Two other reasons for abandonment occur to Juan Santana, a Metro police sergeant who supervises auto-theft detectives at the airport. Thieves know that some motorists equip their cars with electronic tracking devices such as Lo-Jack. So they steal a car, park it at the airport temporarily, and wait to see if the cops show up.
"Unfortunately an airport is sort of like a shopping center for cars," Santana says. "You'll have a guy steal an Acura at the Fort Lauderdale airport, then let it sit in Miami for a week. If he sees it's safe, he'll retrieve it."
Insurance fraud is another motive. "You have a lemon, you park the car here, you report it stolen the same day," Santana explains. "After 30 days the insurance company will reimburse you for it. We might not identify it as stolen in that time frame." (Identifying stolen cars isn't as quick or easy as one might think, Santana notes. Running the license plate through a computer isn't enough, because thieves routinely switch plates to trip up investigators. To be sure an abandoned car is stolen, detectives have to personally inspect it, taking into account the vehicle identification number stamped on the car by the manufacturer.)
Leatha Bouie, J.M. Denis's assistant, points out that some people simply don't notice the signs that outline the 60-day policy, which are posted in all the parking garages. They think it's okay to park indefinitely. "I remember a case where a gentleman had gone to Mexico and was working down there for months. He didn't realize there was a tow policy. He didn't get our certified letter because he wasn't at home."

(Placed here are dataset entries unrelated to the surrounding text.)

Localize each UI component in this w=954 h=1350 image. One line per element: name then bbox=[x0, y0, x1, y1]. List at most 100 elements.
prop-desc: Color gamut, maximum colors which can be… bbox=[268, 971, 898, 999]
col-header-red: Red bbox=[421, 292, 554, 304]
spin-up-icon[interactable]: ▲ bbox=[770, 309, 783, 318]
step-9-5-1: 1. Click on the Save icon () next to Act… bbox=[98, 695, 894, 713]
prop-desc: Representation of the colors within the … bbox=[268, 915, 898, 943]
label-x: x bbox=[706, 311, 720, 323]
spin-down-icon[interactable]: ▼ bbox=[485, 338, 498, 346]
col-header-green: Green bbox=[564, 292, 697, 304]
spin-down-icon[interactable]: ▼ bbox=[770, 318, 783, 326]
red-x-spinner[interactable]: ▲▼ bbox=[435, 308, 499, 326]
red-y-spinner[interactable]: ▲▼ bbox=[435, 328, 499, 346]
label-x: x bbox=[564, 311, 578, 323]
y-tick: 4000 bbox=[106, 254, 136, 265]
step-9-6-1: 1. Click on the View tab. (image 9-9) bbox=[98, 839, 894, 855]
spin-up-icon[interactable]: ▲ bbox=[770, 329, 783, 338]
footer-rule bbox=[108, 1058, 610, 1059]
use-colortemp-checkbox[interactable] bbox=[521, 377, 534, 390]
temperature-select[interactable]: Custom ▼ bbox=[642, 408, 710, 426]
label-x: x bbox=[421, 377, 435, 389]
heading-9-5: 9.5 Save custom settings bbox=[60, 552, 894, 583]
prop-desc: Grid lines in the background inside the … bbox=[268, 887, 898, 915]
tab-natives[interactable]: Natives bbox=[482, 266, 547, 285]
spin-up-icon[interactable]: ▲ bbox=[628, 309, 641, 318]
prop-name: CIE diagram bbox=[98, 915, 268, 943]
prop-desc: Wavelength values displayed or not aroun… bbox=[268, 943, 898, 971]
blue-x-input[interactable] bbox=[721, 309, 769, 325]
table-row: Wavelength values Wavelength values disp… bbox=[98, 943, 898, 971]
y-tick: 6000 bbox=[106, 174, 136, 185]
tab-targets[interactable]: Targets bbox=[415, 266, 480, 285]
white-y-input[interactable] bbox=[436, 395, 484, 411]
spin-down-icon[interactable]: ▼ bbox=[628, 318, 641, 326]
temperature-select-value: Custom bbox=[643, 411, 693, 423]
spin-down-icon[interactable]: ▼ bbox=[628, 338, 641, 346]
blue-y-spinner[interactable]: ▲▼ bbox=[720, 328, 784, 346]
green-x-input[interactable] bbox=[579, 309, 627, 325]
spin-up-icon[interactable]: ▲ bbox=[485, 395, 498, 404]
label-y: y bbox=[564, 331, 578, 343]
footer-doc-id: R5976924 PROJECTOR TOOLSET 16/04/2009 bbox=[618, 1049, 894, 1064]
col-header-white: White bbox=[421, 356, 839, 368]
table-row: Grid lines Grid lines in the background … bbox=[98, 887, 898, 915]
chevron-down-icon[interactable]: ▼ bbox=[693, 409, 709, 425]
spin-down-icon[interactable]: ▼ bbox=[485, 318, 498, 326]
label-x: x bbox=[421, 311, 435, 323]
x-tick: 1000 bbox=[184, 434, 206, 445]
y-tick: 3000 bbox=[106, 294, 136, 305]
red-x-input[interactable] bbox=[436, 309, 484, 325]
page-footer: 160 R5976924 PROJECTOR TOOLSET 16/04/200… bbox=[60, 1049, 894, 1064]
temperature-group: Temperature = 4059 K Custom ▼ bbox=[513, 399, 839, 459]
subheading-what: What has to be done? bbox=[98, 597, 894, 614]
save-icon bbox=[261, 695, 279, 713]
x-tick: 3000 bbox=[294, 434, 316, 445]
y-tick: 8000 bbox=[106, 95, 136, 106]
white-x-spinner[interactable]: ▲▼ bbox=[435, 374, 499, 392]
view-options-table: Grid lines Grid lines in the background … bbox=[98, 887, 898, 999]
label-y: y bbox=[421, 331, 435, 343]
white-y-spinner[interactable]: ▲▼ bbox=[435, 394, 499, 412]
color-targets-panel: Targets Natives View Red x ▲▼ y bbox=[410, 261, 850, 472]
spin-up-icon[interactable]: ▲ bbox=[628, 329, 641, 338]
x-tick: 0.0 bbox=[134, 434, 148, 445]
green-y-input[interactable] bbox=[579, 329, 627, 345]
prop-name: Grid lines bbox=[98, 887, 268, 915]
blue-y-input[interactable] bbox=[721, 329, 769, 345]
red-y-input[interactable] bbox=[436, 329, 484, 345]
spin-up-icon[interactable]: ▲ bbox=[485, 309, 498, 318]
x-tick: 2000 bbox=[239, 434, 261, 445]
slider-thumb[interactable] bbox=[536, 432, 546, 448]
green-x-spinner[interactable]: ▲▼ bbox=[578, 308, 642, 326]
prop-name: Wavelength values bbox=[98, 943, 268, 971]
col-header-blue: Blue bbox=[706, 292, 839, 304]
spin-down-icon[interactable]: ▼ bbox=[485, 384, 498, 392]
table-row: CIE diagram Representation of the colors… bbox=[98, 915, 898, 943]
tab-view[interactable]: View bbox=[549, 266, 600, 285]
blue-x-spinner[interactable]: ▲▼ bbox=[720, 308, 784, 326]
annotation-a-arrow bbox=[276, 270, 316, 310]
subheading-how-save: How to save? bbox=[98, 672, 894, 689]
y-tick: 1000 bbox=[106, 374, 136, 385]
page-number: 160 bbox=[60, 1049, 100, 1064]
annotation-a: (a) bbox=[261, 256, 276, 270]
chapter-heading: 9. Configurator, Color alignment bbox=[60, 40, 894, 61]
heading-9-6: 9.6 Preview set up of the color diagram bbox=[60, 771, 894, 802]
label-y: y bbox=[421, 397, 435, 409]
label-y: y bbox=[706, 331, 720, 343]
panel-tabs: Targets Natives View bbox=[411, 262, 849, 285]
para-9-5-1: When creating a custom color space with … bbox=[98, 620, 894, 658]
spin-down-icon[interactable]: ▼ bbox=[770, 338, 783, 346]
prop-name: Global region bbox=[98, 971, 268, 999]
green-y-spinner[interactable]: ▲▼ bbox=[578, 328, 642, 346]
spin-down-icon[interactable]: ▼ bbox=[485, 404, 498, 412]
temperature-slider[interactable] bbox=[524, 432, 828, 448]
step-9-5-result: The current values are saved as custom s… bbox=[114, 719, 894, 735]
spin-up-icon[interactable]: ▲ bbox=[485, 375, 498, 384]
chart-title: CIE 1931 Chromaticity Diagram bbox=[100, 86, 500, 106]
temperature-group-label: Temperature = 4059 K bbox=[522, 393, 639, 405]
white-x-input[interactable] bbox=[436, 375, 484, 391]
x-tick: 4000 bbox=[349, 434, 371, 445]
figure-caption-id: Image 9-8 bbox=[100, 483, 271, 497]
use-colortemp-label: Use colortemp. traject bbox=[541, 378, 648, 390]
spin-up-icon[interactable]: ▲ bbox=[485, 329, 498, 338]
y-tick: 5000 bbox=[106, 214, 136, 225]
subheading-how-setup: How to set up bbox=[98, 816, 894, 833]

Bouie says she occasionally wakes up in the middle of the night thinking about mystery cars. "We've had some that I've wondered and wondered about," she recounts. "One was a disabled person -- he parked in a handicapped space and just never came back. We let the car stay more than 500 days. Maybe he passed away, but there's no way for us to know. The best stories are the ones we never hear. I think about why anybody would go away and leave a Cadillac for 30, 40, 50 days. I feel like saying, 'Bring it over to my house! I'll use it.' But that's just people. They do strange stuff."
As for Prince Eristavi, he's still traumatized by the near loss of his Volvo. "He is so upset he's not going to visit here any more," says Walters, the prince's secretary. "Maybe Greece next year.